Everything was fine with the baby on ultrasound. A couple of nights ago, I went to a large stadium concert in Los Angeles where COVID rates are very high, not really considering the risk of getting COVID again having just had it. However, now I’m starting to worry about the possibility of reinfection. What’s the likelihood of being reinfected so soon after having just recovered?”

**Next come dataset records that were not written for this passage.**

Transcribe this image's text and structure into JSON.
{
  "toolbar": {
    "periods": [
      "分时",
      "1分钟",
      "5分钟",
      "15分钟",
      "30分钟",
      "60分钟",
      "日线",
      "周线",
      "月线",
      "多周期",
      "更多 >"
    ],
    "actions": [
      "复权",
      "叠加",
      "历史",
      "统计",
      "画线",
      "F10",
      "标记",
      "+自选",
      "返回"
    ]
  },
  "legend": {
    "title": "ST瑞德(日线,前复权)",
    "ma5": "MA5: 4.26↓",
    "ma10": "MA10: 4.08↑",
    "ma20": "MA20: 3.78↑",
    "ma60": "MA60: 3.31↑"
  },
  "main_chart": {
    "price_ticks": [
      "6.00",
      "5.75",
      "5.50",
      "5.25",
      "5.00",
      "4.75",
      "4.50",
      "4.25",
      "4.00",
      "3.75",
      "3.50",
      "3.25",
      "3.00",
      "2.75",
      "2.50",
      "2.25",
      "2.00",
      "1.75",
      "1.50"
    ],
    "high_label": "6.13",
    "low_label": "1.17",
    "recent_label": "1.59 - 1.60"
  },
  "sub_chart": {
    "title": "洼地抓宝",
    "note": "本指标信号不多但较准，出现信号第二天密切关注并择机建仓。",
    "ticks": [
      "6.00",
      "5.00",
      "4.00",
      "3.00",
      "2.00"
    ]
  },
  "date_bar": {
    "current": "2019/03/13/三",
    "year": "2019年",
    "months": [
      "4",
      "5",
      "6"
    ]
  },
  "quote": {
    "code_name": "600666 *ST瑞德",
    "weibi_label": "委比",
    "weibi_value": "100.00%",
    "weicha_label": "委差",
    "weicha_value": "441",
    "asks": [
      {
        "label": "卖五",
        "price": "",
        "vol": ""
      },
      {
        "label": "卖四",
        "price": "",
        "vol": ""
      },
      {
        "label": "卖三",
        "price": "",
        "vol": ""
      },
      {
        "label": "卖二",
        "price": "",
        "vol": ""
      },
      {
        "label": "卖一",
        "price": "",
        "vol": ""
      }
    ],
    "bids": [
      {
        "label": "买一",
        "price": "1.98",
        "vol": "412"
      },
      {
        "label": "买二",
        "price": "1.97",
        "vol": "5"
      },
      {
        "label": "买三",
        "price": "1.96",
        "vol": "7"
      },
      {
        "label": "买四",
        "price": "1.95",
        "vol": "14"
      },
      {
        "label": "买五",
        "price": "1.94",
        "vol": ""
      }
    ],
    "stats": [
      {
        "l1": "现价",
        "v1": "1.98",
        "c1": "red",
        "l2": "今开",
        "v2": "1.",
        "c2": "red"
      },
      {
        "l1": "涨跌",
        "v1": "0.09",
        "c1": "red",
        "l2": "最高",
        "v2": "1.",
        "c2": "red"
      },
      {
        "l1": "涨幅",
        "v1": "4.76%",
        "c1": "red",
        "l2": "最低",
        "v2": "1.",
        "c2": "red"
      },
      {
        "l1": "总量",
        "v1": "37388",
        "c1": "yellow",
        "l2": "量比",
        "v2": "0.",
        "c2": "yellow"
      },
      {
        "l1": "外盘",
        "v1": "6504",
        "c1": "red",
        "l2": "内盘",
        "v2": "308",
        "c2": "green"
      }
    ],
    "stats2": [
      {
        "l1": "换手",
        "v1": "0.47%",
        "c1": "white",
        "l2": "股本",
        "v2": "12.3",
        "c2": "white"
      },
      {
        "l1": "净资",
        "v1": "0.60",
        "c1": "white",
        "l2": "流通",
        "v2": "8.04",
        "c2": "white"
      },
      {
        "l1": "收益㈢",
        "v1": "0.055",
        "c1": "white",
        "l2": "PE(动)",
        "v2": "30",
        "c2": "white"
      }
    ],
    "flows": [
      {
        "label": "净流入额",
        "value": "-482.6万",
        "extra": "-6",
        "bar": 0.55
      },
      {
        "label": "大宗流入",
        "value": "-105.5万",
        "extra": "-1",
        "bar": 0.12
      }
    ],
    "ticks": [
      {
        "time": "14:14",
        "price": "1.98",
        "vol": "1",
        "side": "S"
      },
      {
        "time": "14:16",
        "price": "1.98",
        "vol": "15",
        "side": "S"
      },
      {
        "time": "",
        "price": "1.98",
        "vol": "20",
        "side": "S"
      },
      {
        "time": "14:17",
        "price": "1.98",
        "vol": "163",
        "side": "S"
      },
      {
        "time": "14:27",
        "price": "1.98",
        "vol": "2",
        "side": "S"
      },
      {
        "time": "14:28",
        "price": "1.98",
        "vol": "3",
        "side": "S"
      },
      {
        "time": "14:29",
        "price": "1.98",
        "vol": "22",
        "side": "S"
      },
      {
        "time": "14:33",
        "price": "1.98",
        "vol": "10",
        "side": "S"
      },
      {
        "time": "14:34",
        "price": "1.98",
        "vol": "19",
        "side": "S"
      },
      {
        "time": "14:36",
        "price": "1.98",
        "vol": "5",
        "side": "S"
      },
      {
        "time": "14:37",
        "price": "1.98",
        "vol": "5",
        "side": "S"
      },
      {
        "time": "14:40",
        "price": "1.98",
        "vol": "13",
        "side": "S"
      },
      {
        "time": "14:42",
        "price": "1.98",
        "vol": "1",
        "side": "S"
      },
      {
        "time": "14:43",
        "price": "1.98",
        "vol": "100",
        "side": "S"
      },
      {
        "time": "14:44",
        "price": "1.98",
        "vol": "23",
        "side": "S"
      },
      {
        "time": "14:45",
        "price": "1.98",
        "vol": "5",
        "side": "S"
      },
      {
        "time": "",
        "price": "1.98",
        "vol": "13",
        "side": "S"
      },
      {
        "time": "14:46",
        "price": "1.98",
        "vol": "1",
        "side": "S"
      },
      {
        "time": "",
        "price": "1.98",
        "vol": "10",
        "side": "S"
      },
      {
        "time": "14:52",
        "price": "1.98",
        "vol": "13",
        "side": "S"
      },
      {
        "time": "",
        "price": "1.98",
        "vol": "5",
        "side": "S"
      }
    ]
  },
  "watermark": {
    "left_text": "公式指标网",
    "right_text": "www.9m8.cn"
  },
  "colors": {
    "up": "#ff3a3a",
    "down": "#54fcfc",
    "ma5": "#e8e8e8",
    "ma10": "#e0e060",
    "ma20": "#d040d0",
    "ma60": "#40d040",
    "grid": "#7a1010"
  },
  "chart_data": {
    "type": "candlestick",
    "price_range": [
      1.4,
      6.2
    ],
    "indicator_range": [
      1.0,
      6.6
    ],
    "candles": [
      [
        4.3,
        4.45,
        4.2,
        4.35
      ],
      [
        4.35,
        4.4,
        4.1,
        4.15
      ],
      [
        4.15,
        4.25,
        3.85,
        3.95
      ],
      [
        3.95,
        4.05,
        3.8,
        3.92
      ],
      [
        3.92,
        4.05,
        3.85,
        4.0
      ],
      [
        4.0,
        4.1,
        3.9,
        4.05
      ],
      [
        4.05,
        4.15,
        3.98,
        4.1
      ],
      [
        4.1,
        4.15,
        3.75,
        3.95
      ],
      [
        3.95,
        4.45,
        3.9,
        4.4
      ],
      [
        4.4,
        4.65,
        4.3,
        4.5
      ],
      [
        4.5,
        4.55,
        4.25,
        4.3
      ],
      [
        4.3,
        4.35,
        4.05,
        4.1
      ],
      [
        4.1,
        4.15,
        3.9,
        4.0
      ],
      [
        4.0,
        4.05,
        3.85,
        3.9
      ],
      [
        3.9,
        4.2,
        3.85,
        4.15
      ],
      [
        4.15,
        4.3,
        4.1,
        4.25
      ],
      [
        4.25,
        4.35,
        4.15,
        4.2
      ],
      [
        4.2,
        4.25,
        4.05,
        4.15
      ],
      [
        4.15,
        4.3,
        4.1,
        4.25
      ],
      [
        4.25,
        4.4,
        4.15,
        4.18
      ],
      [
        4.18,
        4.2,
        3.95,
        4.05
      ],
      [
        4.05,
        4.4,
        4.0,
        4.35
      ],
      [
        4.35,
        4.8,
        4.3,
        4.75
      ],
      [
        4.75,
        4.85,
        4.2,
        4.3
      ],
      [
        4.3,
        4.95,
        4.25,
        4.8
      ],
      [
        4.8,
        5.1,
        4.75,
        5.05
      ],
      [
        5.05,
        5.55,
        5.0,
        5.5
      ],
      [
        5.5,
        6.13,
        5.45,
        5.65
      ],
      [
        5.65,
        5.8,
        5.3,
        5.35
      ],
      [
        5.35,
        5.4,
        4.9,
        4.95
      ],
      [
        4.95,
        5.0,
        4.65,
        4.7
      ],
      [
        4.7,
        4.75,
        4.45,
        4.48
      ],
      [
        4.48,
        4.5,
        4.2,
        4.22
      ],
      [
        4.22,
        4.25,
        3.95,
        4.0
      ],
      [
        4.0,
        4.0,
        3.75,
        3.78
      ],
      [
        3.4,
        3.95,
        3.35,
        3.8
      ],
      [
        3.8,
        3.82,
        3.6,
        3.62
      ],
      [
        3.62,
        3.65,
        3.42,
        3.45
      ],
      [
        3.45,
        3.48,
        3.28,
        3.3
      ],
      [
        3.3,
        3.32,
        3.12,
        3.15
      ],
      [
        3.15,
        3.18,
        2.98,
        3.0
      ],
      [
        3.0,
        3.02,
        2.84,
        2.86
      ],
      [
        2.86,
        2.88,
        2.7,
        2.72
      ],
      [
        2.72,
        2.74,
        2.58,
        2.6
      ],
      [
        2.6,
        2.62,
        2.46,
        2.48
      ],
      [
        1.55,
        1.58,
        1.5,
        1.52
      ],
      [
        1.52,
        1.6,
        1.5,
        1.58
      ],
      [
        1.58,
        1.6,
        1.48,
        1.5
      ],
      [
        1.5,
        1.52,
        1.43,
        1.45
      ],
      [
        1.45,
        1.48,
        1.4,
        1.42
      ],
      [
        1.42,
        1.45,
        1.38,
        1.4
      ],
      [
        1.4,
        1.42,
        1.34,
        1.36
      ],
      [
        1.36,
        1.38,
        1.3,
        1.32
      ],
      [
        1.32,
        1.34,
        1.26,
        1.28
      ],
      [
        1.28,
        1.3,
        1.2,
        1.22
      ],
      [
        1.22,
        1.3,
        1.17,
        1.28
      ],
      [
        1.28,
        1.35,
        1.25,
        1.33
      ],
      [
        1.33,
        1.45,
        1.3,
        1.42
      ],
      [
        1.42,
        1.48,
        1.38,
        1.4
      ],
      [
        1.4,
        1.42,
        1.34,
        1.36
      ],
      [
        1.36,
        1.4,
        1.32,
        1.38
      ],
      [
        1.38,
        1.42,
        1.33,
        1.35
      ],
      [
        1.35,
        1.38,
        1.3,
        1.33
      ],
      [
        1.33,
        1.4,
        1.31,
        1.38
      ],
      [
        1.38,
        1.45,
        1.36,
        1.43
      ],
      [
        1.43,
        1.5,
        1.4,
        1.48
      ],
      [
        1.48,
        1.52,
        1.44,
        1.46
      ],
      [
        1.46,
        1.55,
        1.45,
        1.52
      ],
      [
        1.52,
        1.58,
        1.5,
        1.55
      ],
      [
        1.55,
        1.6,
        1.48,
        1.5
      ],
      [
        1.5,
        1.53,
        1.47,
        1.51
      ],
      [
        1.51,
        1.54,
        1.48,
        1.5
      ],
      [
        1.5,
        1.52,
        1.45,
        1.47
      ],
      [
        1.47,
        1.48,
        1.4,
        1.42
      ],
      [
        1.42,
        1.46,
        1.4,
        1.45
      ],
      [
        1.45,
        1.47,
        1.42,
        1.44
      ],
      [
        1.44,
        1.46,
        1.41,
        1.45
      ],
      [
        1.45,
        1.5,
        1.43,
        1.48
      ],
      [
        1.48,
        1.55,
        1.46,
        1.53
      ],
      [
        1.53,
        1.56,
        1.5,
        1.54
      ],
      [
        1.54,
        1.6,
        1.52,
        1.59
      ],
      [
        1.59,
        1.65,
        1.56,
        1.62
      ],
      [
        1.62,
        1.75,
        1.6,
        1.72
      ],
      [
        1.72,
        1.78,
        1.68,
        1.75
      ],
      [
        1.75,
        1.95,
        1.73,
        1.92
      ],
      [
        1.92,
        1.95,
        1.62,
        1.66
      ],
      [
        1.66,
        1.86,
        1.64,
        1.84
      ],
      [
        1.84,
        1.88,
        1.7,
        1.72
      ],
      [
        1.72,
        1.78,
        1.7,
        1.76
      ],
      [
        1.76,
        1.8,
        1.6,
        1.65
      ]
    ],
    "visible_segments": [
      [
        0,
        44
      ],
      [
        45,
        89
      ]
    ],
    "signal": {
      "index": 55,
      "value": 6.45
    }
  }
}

“Have you ever heard of such cases in people who are pregnant and, therefore, somewhat immunocompromised? Could a second SARS-CoV-2 infection at this stage in pregnancy have more severe negative consequences for the baby or perhaps less than the first? Basically, how worried should I be? Would pushing for a Paxlovid prescription if I were to be reinfected at any point during pregnancy help curtail any potential negative outcomes of a second infection?”
DG: We covered either the last or one of the recent Clinical Updates about how getting a COVID infection in the last trimester can be associated with significant increased risk of preterm birth. Getting COVID during that last trimester is not great. As far as reinfections, in a sense right now, we’re in an interesting time. Everything is BA.5, right? It’s like over 80%, so we’re not, so far, seeing BA.5 reinfections.
A lot of the reinfections with COVID over time has been you’re going through the variants. We certainly have some people who are collecting the variants like Pokémon or stickers. A couple of things that are reassuring. One is that, yes, having probably had BA.5 recently. I don’t think we’ve seen any evidence or seen any studies or heard any reports about someone then getting another BA.5 infection very shortly after that.
Again, we don’t do a great job in the States here of tracking, “Which variant do you have?” The second, I think this is really the comment that’s the most important, is getting COVID during pregnancy is not great. What we saw from that recent study is getting COVID during that last trimester is not great for you or the baby. You probably want to lay low and just make some lower-risk decisions just for that last trimester, and then you’re going to be locked away with the baby.
VR: Paxlovid is not a problem, right?
DG: It’s not a problem. There’s a whole section. I think we’ve talked about Section 8.1, where they address pregnancy. Actually, it is not contraindicated actually with pregnant women, pregnant individuals being a high-risk group. It’s actually an appropriate group to be treating with Paxlovid.
VR: That’s TWiV clinical update number 126 with Dr. Daniel Griffin. Thank you, Daniel.
DG: Oh, thank you, Vincent. Everyone, be safe.